Bioequivalence and Bioavailability Forum

Hi libaiyi,

❝ In a 2*2 BE study, if subject A with planned sequence T-R is assigned to R-T and B with planned R-T has the actual sequence of T-R， what code can we use for the model statement with these two subjects included for a sensitivity analysis?

Is this related to this post of yours? That’s not a statistical issue but a serious violation of GCP. Of course, you could use the actual sequences in a sensitivity analysis. Even if both the per-protocol analysis and the sensitivity analysis pass, it would rise serious doubts about the procedures of the CRO. There were too many cases in the past (see this post) which would – rightly – set any assessor’s alarm bells off and likely trigger an inspection. Get prepared.
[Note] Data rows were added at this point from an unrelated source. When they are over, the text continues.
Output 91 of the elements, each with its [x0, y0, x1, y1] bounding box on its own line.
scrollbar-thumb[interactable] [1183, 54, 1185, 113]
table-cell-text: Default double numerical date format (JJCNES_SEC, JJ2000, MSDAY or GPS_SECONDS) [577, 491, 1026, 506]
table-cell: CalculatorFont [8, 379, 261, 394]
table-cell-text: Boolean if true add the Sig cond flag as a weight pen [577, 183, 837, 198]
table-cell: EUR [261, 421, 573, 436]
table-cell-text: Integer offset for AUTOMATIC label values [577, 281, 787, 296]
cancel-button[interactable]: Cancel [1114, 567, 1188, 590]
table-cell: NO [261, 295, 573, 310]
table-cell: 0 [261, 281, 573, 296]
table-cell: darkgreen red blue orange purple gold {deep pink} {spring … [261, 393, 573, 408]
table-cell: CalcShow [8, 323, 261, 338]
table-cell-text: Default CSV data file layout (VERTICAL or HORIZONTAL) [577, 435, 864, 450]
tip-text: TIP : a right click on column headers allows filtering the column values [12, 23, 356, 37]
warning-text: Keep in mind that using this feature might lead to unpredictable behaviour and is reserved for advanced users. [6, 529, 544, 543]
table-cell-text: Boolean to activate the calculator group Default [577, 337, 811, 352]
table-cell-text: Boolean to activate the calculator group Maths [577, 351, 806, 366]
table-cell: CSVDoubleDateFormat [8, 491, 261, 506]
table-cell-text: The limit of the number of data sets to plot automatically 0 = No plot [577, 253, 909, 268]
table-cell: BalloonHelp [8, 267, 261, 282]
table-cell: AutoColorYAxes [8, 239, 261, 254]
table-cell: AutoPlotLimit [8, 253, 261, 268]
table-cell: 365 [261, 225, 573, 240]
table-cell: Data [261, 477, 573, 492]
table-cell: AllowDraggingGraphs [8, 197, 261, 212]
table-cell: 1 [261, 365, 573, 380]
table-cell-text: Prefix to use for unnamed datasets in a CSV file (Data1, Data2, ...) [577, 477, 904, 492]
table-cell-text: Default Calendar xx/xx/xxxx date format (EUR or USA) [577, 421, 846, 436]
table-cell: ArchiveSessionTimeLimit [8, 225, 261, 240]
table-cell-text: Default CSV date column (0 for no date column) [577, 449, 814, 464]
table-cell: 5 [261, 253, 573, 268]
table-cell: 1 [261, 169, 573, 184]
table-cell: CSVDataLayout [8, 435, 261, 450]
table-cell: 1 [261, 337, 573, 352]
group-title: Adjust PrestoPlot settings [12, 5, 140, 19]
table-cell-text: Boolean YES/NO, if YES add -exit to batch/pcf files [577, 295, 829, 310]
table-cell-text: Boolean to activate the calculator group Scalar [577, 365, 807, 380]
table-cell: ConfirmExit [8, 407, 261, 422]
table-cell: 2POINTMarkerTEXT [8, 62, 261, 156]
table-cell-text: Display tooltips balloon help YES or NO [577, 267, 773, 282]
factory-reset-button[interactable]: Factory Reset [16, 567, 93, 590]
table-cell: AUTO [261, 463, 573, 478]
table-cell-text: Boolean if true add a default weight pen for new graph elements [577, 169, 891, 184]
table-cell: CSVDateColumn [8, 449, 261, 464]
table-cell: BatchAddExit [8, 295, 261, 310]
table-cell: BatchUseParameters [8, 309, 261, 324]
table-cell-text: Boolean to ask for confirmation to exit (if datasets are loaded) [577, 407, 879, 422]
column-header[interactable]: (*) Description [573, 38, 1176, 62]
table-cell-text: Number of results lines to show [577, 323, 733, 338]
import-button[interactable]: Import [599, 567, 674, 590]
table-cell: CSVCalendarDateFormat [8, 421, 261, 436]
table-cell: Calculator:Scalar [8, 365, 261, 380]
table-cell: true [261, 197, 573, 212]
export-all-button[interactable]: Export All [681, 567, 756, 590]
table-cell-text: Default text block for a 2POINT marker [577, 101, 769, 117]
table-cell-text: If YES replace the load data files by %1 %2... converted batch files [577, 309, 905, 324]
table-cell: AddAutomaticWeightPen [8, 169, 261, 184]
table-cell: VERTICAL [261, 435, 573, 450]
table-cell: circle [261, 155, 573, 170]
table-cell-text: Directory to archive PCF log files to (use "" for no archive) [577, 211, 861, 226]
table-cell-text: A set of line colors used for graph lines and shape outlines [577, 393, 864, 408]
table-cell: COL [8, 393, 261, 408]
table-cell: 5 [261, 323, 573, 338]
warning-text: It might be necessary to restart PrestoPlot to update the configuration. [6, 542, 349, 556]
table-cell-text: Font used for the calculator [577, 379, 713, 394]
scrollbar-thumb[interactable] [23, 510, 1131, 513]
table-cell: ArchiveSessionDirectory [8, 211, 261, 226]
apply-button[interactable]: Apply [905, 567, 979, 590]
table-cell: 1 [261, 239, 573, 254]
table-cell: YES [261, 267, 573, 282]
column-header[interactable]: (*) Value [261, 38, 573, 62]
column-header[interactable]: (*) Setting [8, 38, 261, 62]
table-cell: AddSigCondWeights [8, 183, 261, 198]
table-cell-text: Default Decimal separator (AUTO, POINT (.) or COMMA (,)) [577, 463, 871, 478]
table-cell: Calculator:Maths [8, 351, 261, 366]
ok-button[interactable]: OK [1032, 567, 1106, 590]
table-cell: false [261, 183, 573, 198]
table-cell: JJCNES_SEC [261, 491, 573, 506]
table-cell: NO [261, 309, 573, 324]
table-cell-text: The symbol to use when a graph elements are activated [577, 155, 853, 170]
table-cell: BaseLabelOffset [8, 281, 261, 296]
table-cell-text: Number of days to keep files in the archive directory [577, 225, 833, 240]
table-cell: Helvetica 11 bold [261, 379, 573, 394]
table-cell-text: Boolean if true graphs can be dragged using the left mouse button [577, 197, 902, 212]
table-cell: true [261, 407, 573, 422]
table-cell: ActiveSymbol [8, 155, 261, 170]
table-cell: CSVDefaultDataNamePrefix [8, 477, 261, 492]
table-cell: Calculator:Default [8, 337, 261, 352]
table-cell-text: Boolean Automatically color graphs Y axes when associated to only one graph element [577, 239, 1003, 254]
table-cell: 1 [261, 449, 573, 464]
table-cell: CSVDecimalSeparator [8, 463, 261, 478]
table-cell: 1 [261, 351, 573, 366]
I faced not following the randomization once. The CRO ignored the randomization provided by the sponsor (well, claimed that it never was received) and used their own. How stupid is this? If the CRO really didn’t receive it in a timely manner, why not simply pick up the phone and sort it out with the sponsor? However, I got the randomization from the sponsor, study passed, statistical report (PK part) final.
I was also responsible to evaluate the safety part. When I got the CRFs from the CRO I realized that the drug administration didn’t match the randomization I had. F**k! Sensitivity analysis with the “true” randomization as an amendment to the statistical report. Study passed.
However, after some legal to and fro the CRO repeated the study at its own cost and never was contracted by the sponsor again.